Postgraduate research project

Understanding ionospheric dynamics with machine learning

Funding
Competition funded View fees and funding
Type of degree
Doctor of Philosophy
Entry requirements
2:1 honours degree View full entry requirements
Faculty graduate school
Faculty of Engineering and Physical Sciences
Closing date

About the project

The Earth’s magnetosphere-ionosphere (M-I) system is driven by its interaction with the solar wind through a coupling process called “reconnection”. You will use machine learning techniques to probe an extensive dataset of ionospheric dynamics to elucidate how the solar wind conditions control the size and rate of the coupling process.
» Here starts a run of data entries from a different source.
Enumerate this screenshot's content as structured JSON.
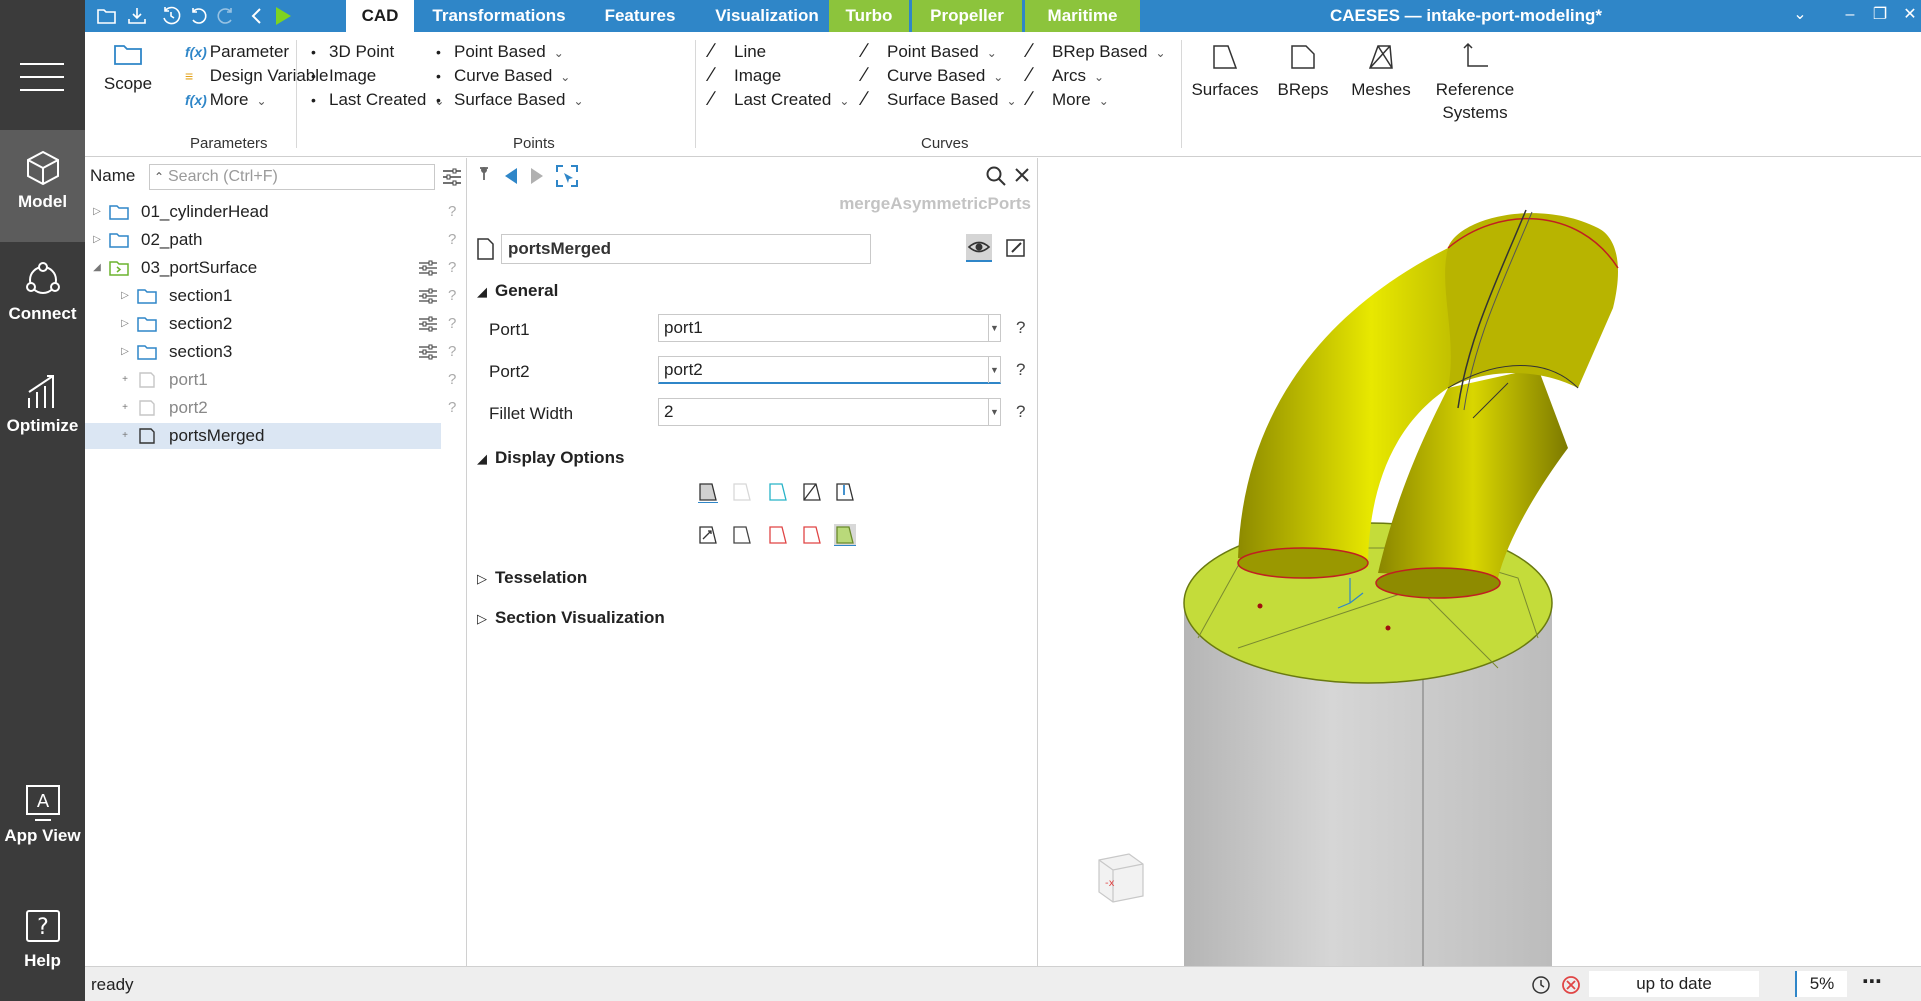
{
  "window": {
    "title": "CAESES — intake-port-modeling*"
  },
  "rail": {
    "items": [
      {
        "label": "Model",
        "icon": "cube-icon"
      },
      {
        "label": "Connect",
        "icon": "connect-icon"
      },
      {
        "label": "Optimize",
        "icon": "chart-icon"
      },
      {
        "label": "App View",
        "icon": "app-view-icon"
      },
      {
        "label": "Help",
        "icon": "help-icon"
      }
    ]
  },
  "tabs": [
    {
      "label": "CAD"
    },
    {
      "label": "Transformations"
    },
    {
      "label": "Features"
    },
    {
      "label": "Visualization"
    },
    {
      "label": "Turbo"
    },
    {
      "label": "Propeller"
    },
    {
      "label": "Maritime"
    }
  ],
  "ribbon": {
    "scope": "Scope",
    "parameters": {
      "items": [
        "Parameter",
        "Design Variable",
        "More"
      ],
      "group": "Parameters"
    },
    "points": {
      "col1": [
        "3D Point",
        "Image",
        "Last Created"
      ],
      "col2": [
        "Point Based",
        "Curve Based",
        "Surface Based"
      ],
      "group": "Points"
    },
    "curves": {
      "col1": [
        "Line",
        "Image",
        "Last Created"
      ],
      "col2": [
        "Point Based",
        "Curve Based",
        "Surface Based"
      ],
      "col3": [
        "BRep Based",
        "Arcs",
        "More"
      ],
      "group": "Curves"
    },
    "big": [
      "Surfaces",
      "BReps",
      "Meshes",
      "Reference Systems"
    ]
  },
  "tree": {
    "header": "Name",
    "search_placeholder": "Search (Ctrl+F)",
    "rows": [
      {
        "label": "01_cylinderHead"
      },
      {
        "label": "02_path"
      },
      {
        "label": "03_portSurface"
      },
      {
        "label": "section1"
      },
      {
        "label": "section2"
      },
      {
        "label": "section3"
      },
      {
        "label": "port1"
      },
      {
        "label": "port2"
      },
      {
        "label": "portsMerged"
      }
    ]
  },
  "props": {
    "type_title": "mergeAsymmetricPorts",
    "name": "portsMerged",
    "general": "General",
    "fields": [
      {
        "label": "Port1",
        "value": "port1"
      },
      {
        "label": "Port2",
        "value": "port2"
      },
      {
        "label": "Fillet Width",
        "value": "2"
      }
    ],
    "help": "?",
    "display_options": "Display Options",
    "tesselation": "Tesselation",
    "section_visualization": "Section Visualization"
  },
  "status": {
    "left": "ready",
    "state": "up to date",
    "zoom": "5%"
  },
  "colors": {
    "accent": "#2f86c8",
    "green": "#8cc43c",
    "rail": "#3b3b3b",
    "surface": "#c8c800"
  }
}
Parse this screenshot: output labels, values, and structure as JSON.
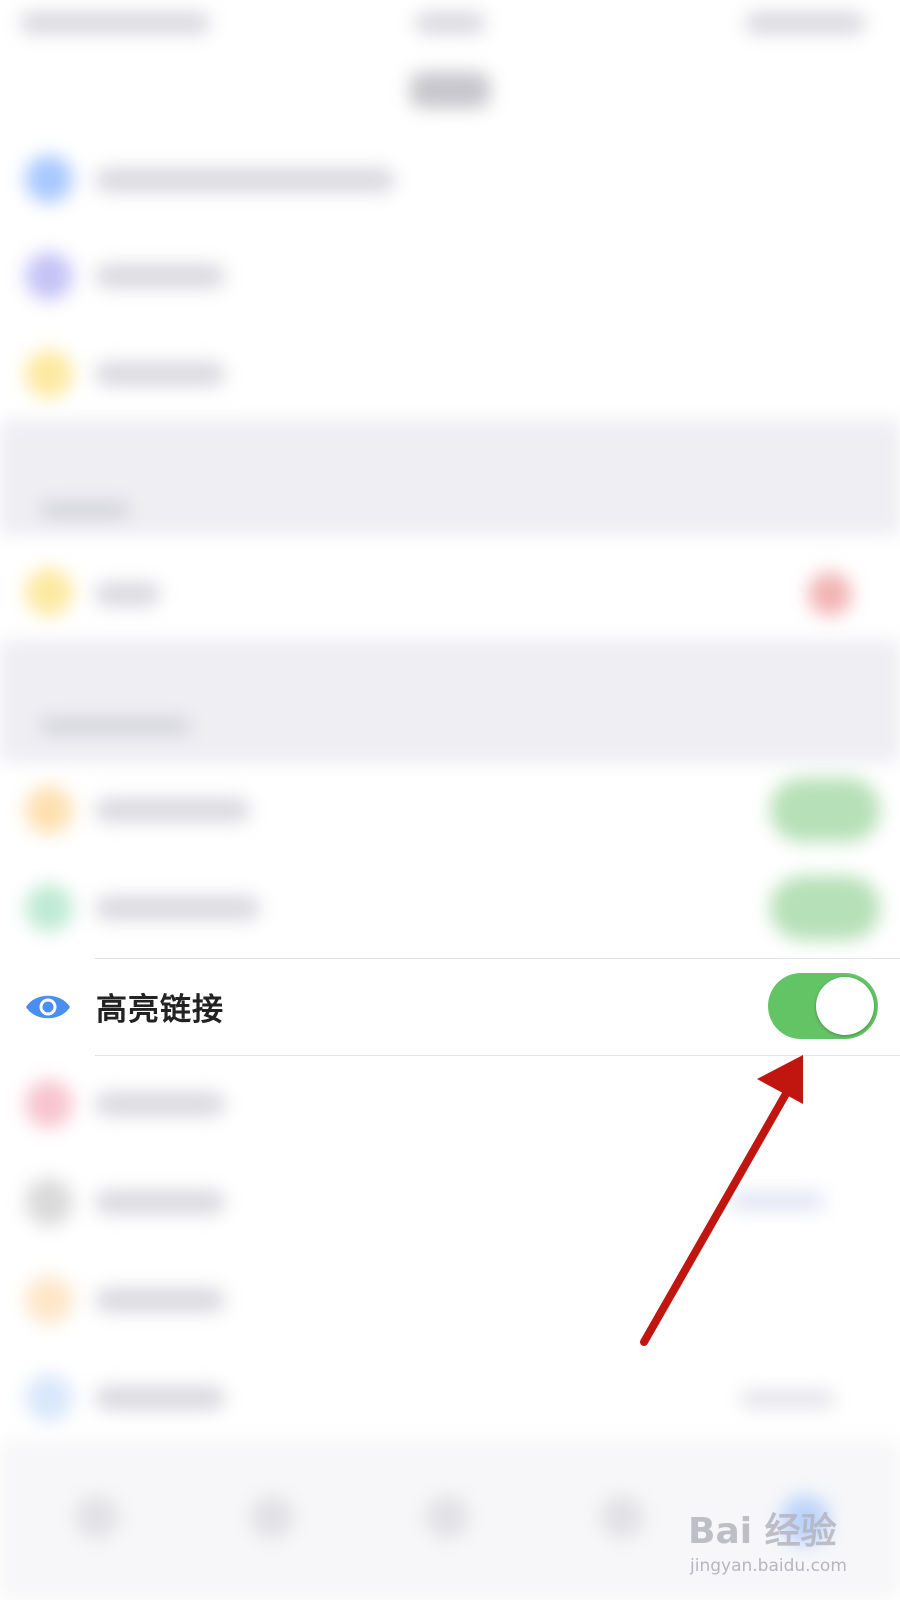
{
  "settings_row": {
    "label": "高亮链接",
    "icon": "eye-icon",
    "toggle_on": true
  },
  "colors": {
    "toggle_on": "#63c466",
    "eye_icon": "#4a8ff0",
    "arrow": "#c0160f"
  },
  "watermark": {
    "brand": "Bai 经验",
    "url": "jingyan.baidu.com"
  }
}
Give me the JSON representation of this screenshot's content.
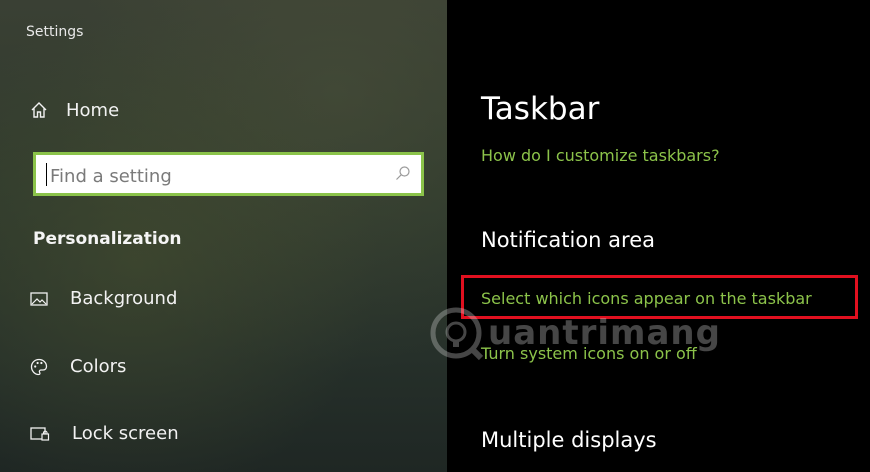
{
  "window": {
    "title": "Settings"
  },
  "sidebar": {
    "home_label": "Home",
    "search_placeholder": "Find a setting",
    "section_title": "Personalization",
    "items": [
      {
        "label": "Background",
        "icon": "image-icon"
      },
      {
        "label": "Colors",
        "icon": "palette-icon"
      },
      {
        "label": "Lock screen",
        "icon": "lock-screen-icon"
      }
    ]
  },
  "main": {
    "title": "Taskbar",
    "help_link": "How do I customize taskbars?",
    "notification_heading": "Notification area",
    "select_icons_link": "Select which icons appear on the taskbar",
    "system_icons_link": "Turn system icons on or off",
    "multiple_displays_heading": "Multiple displays"
  },
  "watermark": {
    "text": "uantrimang"
  },
  "colors": {
    "accent": "#8cc34a",
    "highlight": "#e0101f",
    "search_border": "#8bc34a"
  }
}
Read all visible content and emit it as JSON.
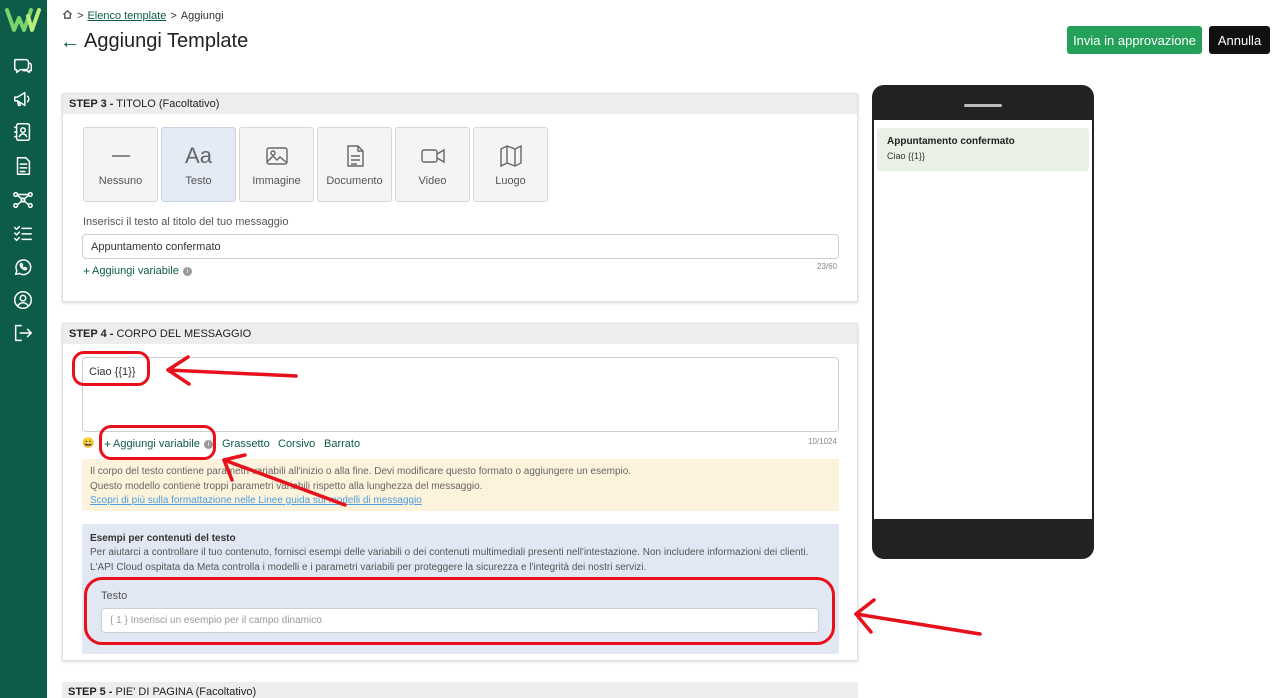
{
  "sidebar": {
    "items": [
      {
        "icon": "chat-icon"
      },
      {
        "icon": "megaphone-icon"
      },
      {
        "icon": "contacts-icon"
      },
      {
        "icon": "document-icon"
      },
      {
        "icon": "flow-icon"
      },
      {
        "icon": "checklist-icon"
      },
      {
        "icon": "whatsapp-icon"
      },
      {
        "icon": "user-icon"
      },
      {
        "icon": "logout-icon"
      }
    ]
  },
  "header": {
    "breadcrumb_link": "Elenco template",
    "breadcrumb_sep": ">",
    "breadcrumb_current": "Aggiungi",
    "title": "Aggiungi Template",
    "approve_label": "Invia in approvazione",
    "cancel_label": "Annulla"
  },
  "step3": {
    "step": "STEP 3 -",
    "title": "TITOLO (Facoltativo)",
    "types": [
      {
        "label": "Nessuno",
        "icon": "dash-icon"
      },
      {
        "label": "Testo",
        "icon": "text-icon",
        "selected": true
      },
      {
        "label": "Immagine",
        "icon": "image-icon"
      },
      {
        "label": "Documento",
        "icon": "document-icon"
      },
      {
        "label": "Video",
        "icon": "video-icon"
      },
      {
        "label": "Luogo",
        "icon": "map-icon"
      }
    ],
    "field_label": "Inserisci il testo al titolo del tuo messaggio",
    "value": "Appuntamento confermato",
    "add_variable": "Aggiungi variabile",
    "counter": "23/60"
  },
  "step4": {
    "step": "STEP 4 -",
    "title": "CORPO DEL MESSAGGIO",
    "body": "Ciao {{1}}",
    "emoji": "😀",
    "add_variable": "Aggiungi variabile",
    "bold": "Grassetto",
    "italic": "Corsivo",
    "strike": "Barrato",
    "counter": "10/1024",
    "warning_line1": "Il corpo del testo contiene parametri variabili all'inizio o alla fine. Devi modificare questo formato o aggiungere un esempio.",
    "warning_line2": "Questo modello contiene troppi parametri variabili rispetto alla lunghezza del messaggio.",
    "warning_link": "Scopri di più sulla formattazione nelle Linee guida sui modelli di messaggio",
    "examples_title": "Esempi per contenuti del testo",
    "examples_desc": "Per aiutarci a controllare il tuo contenuto, fornisci esempi delle variabili o dei contenuti multimediali presenti nell'intestazione. Non includere informazioni dei clienti. L'API Cloud ospitata da Meta controlla i modelli e i parametri variabili per proteggere la sicurezza e l'integrità dei nostri servizi.",
    "example_label": "Testo",
    "example_placeholder": "{ 1 } Inserisci un esempio per il campo dinamico"
  },
  "preview": {
    "title": "Appuntamento confermato",
    "body": "Ciao {{1}}"
  },
  "step5": {
    "step": "STEP 5 -",
    "title": "PIE' DI PAGINA (Facoltativo)"
  },
  "colors": {
    "sidebar": "#0d5c4a",
    "primary_button": "#24a158",
    "annotation": "#e8101a"
  }
}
Understanding the M-I system is important, as it provides the scientific basis of space weather (the harmful influence of our plasma environment on space- and ground-based technology). Ionospheric radar observations of reconnection are uniquely capable of inferring the global extent, and hence global rate, of the process that drives the magnetosphere. They therefore hold the key to understanding how the M-I system responds to solar wind driving. However, there are some key unknowns – in particular, fundamental dependencies such as how the upstream conditions control the spatial extent of the interaction process or the “size” of individual reconnection bursts.

Our recent work opens up an exciting opportunity to probe these questions. However, this requires large-scale statistical studies, and the challenge is one of data volume. This challenge can be addressed with data science techniques.

This project will develop automated algorithms to identify reconnection events in ionospheric radar data, which will allow transformative statistical studies into the nature of M-I driving. From a machine learning perspective, this task is challenging as it requires finding subtle spatial-temporal patterns involving many different scales in a noisy background. Over the last decade Deep Learning has made a step change in its ability to recognise such patterns.

We will develop and train Deep Learning techniques on existing radar data, validate the resulting algorithms and apply them to analyse the radar data statistically in order to determine the response of the M-I system to different modes of variability in the solar wind driving conditions.